Although TB rates in Nepal have plummeted in the past decade it is still one of the biggest killers of Nepalis.
In November 2012 in the US- Mexico border at Texas, the Border Patrol detained a Nepali man who was trying to get into the country illegally. This would have been just another case of illegal entry if the detainee had not been coughing constantly.
The police made him undergo a health examination which showed he had tuberculosis (TB), not the regular, drug-sensitive TB, but the resistant kind. In fact the organism was super resistant, known as XDR: extensive drug resistance. There is a multi-drug resistance (MDR) TB, but XDR is deadlier as it is resistant to many more drugs.
During his three month ordeal to reach the US, the man travelled by air, car, boat, and foot across 13 countries. TB can be transmitted from person to person through breathing so every time he coughed he could have possibly spread life-threatening bacteria across the world. This particular strain of XDR TB had been identified once before in the US and the patient was again a Nepali.
XDR is uncommon in the US. In 2011 only six cases were identified. So these two cases of the same strain from Nepal caused a great deal of alarm in the country. The World Health Organisation was immediately notified and officials in the 13 countries have been trying tirelessly to track down thousands of people the detainee may have come in contact with to see if they were infected with TB. Just reconstructing his exact path must be a daunting task.
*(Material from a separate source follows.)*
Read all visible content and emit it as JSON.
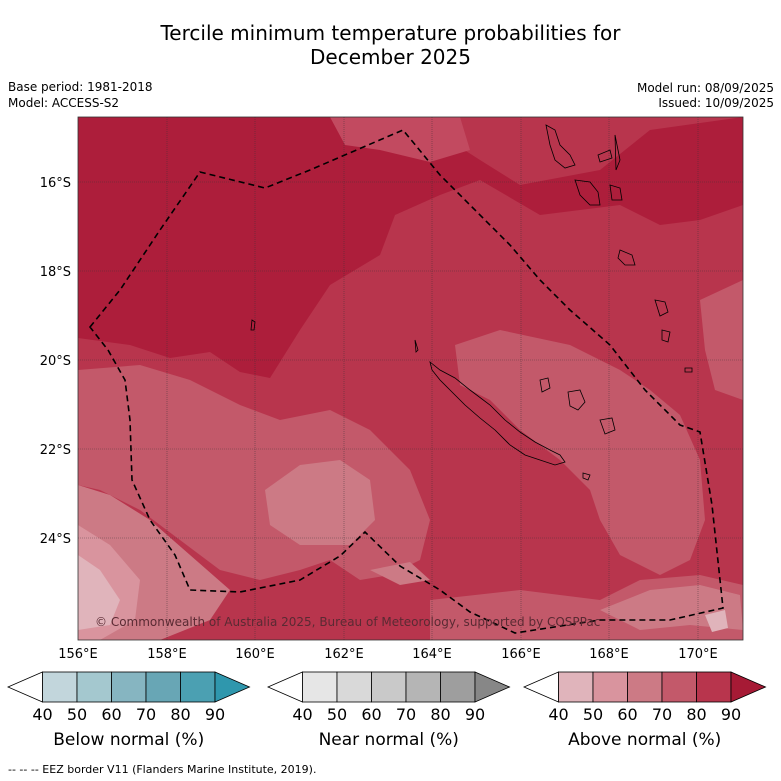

Although TB rates in Nepal have fallen in the past decade in large part due to the DOTS (directly observed treatment) program introduced by the government in the early 1990s, it is still one of the biggest killers of Nepalis. What is more worrisome, however, is the rise in MDR and XDR cases because patients are either misusing or not completing their treatment.
While countries like the US spend millions trying to prevent the spread of TB, we in South Asia have focused largely on treatment. There have been no efforts made to detect the disease within households of TB patients or hospitals. Luckily new detection technology like the WHO-endorsed GeneXpert machine (pic, above), now available in Nepal, will help detect resistant cases so that therapy can be started early to strengthen the DOTS program.